You’d be forgiven for not having heard of Dopod but its parent company, HTC, makes smart phones which HP, i-mate, O2 and T-Mobile re-badge. Dopod is HTC’s new own brand.
We saw Mio’s DigiWalker A701 three month’s ago and were impressed at how a smartphone could include integrated GPS. The D800W blows it out of the water in terms of hardware and features. It’s 20g lighter and far less bulky at only 17mm thick. Despite being a fully-featured PDA phone with a 2.8in, 240 x 320pixel, transflective screen, it feels the size of a standard phone. A high-quality stylus slots in the bottom and navigation is aided by a 360° scroll wheel, a small trackball and six navigation and phone answer keys surrounding them. At the sides are shortcut buttons for the 2-megapixel camera, voice recorder and volume. Wired connectivity is via mini-USB.
It’s remarkably well built and feels great in the hand. Most navigation requires a stylus but such is the price of diminutive dimensions. The Dopod has barely a feature missing: it supports quad band GSM and supports EDGE data transfer, 802.11g WiFi is supported as is BlueTooth 2. There’s even an FM radio which uses the bundled, wired, USB handsfree kit as an antenna. But the crowning glory is an integrated GPS receiver. Expansion is possible via a microSD card but one isn’t included. Fortunately a 1GB model costs only $22 from www.centre.net.au and you’ll need it for multimedia files and GPS maps.
It didn’t stop impressing us. The battery life was great. Using 3D navigation it directed us for just over 2hrs without needing a recharge. Moderate use (with some GPS navigation) over a weekend saw the battery deplete only 50%. Dopod states that standby time is over a week while talk time is up to five hours – claims which held up in our tests.

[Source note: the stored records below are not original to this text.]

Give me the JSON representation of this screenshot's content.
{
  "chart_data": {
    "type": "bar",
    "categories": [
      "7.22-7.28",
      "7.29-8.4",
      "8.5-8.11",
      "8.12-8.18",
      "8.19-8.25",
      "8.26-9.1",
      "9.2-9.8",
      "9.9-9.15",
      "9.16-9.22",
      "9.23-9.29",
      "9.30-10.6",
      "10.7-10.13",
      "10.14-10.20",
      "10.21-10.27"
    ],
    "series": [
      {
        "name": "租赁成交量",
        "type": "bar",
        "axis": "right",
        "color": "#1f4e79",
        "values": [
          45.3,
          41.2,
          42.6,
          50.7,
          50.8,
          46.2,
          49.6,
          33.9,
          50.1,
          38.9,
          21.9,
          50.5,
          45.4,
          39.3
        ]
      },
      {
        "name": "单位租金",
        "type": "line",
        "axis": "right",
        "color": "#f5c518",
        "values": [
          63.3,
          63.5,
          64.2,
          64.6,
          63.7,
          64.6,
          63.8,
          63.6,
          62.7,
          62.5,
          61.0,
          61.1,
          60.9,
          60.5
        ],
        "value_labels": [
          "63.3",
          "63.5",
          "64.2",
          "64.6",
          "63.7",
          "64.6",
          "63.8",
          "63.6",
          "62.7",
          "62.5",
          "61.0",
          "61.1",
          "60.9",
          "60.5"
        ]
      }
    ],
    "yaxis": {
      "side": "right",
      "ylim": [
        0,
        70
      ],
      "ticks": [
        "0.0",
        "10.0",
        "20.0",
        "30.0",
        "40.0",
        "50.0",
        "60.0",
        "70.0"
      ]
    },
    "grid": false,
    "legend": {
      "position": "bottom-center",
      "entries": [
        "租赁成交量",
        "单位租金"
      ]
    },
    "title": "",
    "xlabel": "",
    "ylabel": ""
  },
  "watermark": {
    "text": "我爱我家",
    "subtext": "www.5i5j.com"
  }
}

It’s not all great though. The camera is mediocre – the lens is very soft, colour transitions can be harsh and barrel distortion is obvious (though we did like the ability to attach GPS coordinates to pictures). Also, Dopod’s recommended GPS software, Maction PaPaGo 7, is only modest, though Ryda’s premium for bundling it is only $90. Of course you’re free to save this money and buy something better like CoPilot’s Live software for $195 from
www.travroute.com.
As well as the handsfree kit, Dopod bundles a windscreen mount and cigarette-lighter charger. In our testing it always got us where we wanted, though the small screen sometimes got very crowded. All initial setting up must be done with the stylus, though once you’re up and running, you can jab the screen with a podgy finger and reroute or change the viewpoint. The 200MHz processor doesn’t make the display as smooth as other GPS devices, and automatic rerouting can take a while, but we never got lost.
All in all the D800W is a great product. At its heart is a responsive phone which can be used without a stylus, but it’s so much more. It might not offer the push email clients of our cheaper, A-Listed smartphones, but the operating system lets you easily add some. We’ve often lamented the necessity of carrying around multiple devices but the D800W can actually lay claim to being one device which rules them all.